Denso – Federal Court finds that CRA had reasonably not accepted a late ETA s. 156 election where the companies had carelessly not found out about the new filing requirement

S. 156(4)(b)(ii) permits the Minister to allow a late-filed ETA s. 156 nil consideration election. Due to confusion as to the required effective date of the new requirement to file such elections with CRA rather than merely keeping signed copies on hand, and in response to a CRA audit inquiry in this regard, two closely related companies filed (somewhat late) an election with a stated effective date of January 1, 2016, not January 1, 2015. On a subsequent audit of the 2015 year, CRA focused on this error, and (in November 2017) the companies filed a request to have an amended election accepted with the correct effective date (of January 1, 2015). This was rejected, and assessments for over $30M were made of the 2015 year.
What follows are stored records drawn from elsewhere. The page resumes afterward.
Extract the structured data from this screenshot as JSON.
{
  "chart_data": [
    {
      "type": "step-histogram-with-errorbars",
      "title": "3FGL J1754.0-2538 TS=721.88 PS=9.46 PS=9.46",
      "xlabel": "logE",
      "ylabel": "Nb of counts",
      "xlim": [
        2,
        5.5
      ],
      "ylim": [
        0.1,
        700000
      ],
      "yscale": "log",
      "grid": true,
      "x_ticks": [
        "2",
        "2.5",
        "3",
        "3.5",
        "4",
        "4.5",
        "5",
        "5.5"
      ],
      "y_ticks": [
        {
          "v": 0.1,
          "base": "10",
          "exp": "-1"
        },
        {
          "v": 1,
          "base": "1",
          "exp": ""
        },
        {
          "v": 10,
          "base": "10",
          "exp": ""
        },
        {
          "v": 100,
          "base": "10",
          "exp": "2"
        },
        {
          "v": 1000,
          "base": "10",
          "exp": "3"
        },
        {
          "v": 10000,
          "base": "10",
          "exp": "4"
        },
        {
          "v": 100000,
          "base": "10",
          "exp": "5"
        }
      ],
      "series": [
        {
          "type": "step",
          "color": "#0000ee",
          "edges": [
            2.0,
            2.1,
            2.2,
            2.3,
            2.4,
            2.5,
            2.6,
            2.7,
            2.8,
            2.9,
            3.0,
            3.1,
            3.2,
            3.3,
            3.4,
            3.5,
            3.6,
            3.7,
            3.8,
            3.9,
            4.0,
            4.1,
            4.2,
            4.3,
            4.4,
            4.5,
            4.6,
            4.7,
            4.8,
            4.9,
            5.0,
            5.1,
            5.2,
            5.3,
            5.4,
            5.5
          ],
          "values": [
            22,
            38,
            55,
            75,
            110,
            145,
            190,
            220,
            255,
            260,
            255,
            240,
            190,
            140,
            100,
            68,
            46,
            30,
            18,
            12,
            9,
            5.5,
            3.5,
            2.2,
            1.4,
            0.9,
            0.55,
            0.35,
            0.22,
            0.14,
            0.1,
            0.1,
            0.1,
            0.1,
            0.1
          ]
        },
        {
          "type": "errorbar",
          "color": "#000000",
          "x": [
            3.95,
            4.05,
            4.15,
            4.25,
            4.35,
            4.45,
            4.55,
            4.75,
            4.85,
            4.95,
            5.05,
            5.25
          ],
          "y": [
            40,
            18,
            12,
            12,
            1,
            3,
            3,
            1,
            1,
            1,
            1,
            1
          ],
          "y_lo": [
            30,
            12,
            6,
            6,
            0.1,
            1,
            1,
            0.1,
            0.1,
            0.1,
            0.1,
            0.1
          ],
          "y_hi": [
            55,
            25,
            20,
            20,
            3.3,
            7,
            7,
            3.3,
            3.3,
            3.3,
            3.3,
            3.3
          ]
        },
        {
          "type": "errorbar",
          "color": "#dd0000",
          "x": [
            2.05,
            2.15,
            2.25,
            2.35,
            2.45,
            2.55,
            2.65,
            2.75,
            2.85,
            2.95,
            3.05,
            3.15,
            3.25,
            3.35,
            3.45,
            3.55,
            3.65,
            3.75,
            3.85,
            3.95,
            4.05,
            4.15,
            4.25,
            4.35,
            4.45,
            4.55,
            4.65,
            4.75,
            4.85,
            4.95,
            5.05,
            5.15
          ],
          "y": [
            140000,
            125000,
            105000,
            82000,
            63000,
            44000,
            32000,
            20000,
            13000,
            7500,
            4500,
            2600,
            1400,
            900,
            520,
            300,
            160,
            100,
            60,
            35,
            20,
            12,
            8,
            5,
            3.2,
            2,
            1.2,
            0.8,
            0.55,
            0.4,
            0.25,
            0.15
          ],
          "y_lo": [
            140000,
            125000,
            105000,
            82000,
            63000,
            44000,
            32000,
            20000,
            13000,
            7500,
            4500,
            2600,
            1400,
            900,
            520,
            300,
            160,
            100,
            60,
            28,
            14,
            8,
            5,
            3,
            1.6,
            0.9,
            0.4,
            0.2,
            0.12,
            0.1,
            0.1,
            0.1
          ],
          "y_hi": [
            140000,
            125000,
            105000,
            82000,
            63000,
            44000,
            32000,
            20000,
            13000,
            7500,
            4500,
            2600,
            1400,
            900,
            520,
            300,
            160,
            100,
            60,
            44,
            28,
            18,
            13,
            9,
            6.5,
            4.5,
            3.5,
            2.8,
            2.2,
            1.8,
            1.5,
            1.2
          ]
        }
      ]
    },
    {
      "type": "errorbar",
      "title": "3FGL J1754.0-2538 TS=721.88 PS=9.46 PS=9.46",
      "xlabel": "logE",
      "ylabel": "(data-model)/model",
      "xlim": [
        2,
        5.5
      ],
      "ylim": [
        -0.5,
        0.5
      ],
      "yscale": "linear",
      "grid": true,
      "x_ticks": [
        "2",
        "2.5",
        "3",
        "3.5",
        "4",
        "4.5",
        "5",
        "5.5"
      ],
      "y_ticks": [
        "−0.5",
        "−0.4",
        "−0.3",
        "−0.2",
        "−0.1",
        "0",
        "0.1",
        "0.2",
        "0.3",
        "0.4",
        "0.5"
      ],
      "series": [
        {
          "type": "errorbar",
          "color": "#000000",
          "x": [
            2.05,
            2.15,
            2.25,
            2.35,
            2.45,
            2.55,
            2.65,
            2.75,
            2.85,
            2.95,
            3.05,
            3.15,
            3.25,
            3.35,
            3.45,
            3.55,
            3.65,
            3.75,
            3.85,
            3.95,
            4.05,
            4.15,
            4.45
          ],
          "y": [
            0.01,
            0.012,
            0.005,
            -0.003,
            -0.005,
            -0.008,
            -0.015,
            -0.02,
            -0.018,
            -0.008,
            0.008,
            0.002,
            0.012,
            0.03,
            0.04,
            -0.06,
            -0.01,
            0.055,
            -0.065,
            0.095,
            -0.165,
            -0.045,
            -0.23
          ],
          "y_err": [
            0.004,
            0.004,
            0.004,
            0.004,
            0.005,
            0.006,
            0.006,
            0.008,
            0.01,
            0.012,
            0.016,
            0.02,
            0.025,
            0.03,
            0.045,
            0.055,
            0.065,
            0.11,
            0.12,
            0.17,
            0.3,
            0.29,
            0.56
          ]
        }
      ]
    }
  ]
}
In rejecting a request for judicial review of CRA’s refusal to accept the late-filed amended election, Zinn J stated:

The Denso Companies say that their actions were not negligent nor careless given they had hired and relied on the advice of tax consultants who provided them erroneous advice. … [T]he consultant was contacted after a well-published deadline had already passed, and only after the Denso Companies were alerted to the need by the review officer in February 2016. It was open to the Minister to conclude, as was done, that the Denso Companies had not taken adequate precautions to keep abreast of their compliance obligations, actions that amount to carelessness and negligence.

Neal Armstrong. Summary of Denso Manufacturing Canada Inc. v. Canada (National Revenue) 2020 FC 360 under ETA s. 156(4)(b)(ii).